険しい道の「徒歩の遠足」50キロのトレイルラン、記者が体験(2) 画像 険しい道の「徒歩の遠足」50キロのトレイルラン、記者が体験(2)

インバウンド・地域活性

 日本教育新聞社の協賛で先月下旬の3連休に開かれたトレイルランの大会。この新聞社で記者として働く筆者は56キロ先のゴールを目指して午前7時、他の選手と共にスタートを切った。
 「トレイルランは大人の障害物競走」。選手の中にはそうたとえる人もいる。確かにその通りだ。険しい岩肌に両手でしがみつき、必死の思いで超える。そんな区間もあった。
 でも、出場から2週間が経った今、別のたとえが思い浮かんだ。「遠足」だ。それも「徒歩の遠足」。
 走る大会ではあるが歩く区間もある。スタートの合図の後、仲間と共に参加した選手は会話を楽しみ、1人の選手も先を急ぐことはなく、行き来する自動車を脇に歩道をゆっくりと走り出した。選手はだれもがリュックサックを背負う。中には食料とカッパが入る。水筒も持つ。やっぱり「遠足」だ。

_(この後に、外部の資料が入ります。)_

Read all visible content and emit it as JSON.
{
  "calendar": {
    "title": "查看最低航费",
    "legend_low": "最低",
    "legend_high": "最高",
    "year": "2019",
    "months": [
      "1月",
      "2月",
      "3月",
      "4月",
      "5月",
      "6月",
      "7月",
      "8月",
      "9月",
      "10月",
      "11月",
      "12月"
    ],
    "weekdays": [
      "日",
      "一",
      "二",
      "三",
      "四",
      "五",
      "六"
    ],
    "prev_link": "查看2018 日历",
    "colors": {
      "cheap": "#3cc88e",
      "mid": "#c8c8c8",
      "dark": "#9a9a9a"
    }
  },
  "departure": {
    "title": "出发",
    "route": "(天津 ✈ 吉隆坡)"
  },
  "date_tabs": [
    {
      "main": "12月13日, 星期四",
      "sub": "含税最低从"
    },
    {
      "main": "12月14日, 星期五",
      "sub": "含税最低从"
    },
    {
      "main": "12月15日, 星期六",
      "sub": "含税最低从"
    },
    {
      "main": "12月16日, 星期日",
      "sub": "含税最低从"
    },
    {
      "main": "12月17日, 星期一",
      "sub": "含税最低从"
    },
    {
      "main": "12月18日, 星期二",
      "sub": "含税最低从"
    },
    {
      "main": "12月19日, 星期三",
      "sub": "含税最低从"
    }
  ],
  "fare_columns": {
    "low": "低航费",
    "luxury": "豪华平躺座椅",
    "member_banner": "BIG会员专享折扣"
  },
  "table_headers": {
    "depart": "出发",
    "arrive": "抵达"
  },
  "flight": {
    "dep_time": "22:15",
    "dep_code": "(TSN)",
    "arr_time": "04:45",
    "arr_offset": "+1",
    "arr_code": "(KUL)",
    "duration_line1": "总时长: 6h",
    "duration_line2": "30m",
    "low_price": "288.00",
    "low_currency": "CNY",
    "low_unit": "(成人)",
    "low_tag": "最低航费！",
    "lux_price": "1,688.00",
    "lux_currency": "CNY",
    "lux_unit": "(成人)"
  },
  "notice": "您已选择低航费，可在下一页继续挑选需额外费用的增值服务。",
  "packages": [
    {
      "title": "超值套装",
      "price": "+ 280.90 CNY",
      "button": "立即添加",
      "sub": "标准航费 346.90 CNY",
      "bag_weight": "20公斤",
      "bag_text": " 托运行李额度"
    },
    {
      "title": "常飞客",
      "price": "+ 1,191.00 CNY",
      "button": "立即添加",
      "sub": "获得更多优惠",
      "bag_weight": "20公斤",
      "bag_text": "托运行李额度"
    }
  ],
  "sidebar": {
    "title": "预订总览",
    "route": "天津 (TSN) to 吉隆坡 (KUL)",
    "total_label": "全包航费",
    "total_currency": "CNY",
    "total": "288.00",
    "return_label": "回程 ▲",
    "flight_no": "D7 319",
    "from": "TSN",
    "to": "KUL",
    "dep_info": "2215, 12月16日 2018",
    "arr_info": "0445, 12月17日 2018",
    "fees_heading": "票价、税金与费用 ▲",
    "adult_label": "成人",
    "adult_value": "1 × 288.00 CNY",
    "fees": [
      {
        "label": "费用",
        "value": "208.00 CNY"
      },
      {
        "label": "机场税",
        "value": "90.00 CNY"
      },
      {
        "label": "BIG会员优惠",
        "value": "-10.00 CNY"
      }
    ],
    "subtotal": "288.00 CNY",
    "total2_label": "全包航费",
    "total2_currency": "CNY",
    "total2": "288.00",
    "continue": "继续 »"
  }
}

 この付近の山では、これまでもトレイルランの大会が開かれてきた。今回の大会は、現役トレイルランナーの奥宮俊祐さんが委員長を務める実行委員会が主催で、初めての開催。大会直前の雨で道路が通れなくなり、一部の仮設トイレが設置できなくなるなど、困難をいくつも切り抜けながら開催にこぎつけた。
 コースは、埼玉県飯能市と同秩父市を結ぶ鉄道をぐるりと1周するように進む。途中で棄権する選手などは、まっすぐに山を降りれば駅に着く。コース付近には林道など自動車が走れる道がいくつもある。非常事態に備えてよく考えられていることに驚いた。筆者が出場した50キロの部は飯能を出発して秩父を目指す「半周」だ。
 舗装路を数キロ走ると山道が始まる。まだ、散歩する市民とすれ違うような低い山だ。
 「遠足」と書いたものの、この大会は競走だ。日があるうちにゴールしようと制限時間は14時間のところ10時間内でのゴールを目標に立てた。再び舗装路に出たところから最初のスパートをかけた。
 本格的な山道が始まると狭い個所が多くなると見た。そうなれば途中で選手を追い抜くことは難しい。自動車と同じように渋滞が起こるはずだ。
 2週間前に買ったばかりシューズは底が厚い。店員にもトレイルランで使うことを説明して助言してもらい舗装路用を選んだ。